Par ailleurs, la dette publique nette des administrations publiques s’est élevée à 2 870,1 milliards d’euros au quatrième trimestre 2023, soit 102,4 % du PIB, après 103,3 % au troisième trimestre. (insee.fr) Cette situation reflète une augmentation continue de la dette publique, malgré une légère amélioration du ratio dette/PIB.
Données ou statistiques
En 2023, les dépenses d’éducation ont atteint 189,9 milliards d’euros, représentant 6,7 % du PIB. (insee.fr) Cette proportion est restée stable par rapport aux années précédentes, malgré les pressions budgétaires.
De plus, l’inflation a eu un impact significatif sur le budget des ménages.
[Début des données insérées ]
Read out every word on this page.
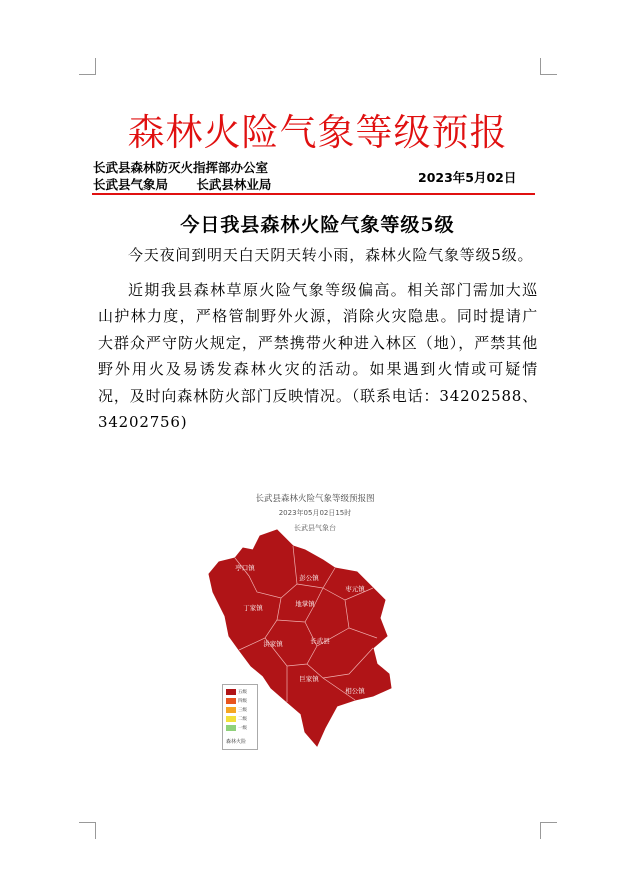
森林火险气象等级预报
长武县森林防灭火指挥部办公室
长武县气象局 长武县林业局	2023年5月02日
今日我县森林火险气象等级5级

今天夜间到明天白天阴天转小雨，森林火险气象等级5级。

近期我县森林草原火险气象等级偏高。相关部门需加大巡山护林力度，严格管制野外火源，消除火灾隐患。同时提请广大群众严守防火规定，严禁携带火种进入林区（地），严禁其他野外用火及易诱发森林火灾的活动。如果遇到火情或可疑情况，及时向森林防火部门反映情况。（联系电话：34202588、34202756)

长武县森林火险气象等级预报图
2023年05月02日15时
长武县气象台
亭口镇
彭公镇
枣元镇
丁家镇	地掌镇
洪家镇	长武县
巨家镇
相公镇
五级
四级
三级
二级
一级
森林火险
Entre juillet 2021 et juillet 2025, les prix des biens et services ont augmenté de 14,4 % en moyenne, affectant particulièrement les familles les plus modestes. (insee.fr)
Conséquence directe
Ces éléments indiquent que le budget de la rentrée 2026 pourrait être sous pression, nécessitant des ajustements pour concilier les besoins de financement des services publics et la maîtrise de la dette publique.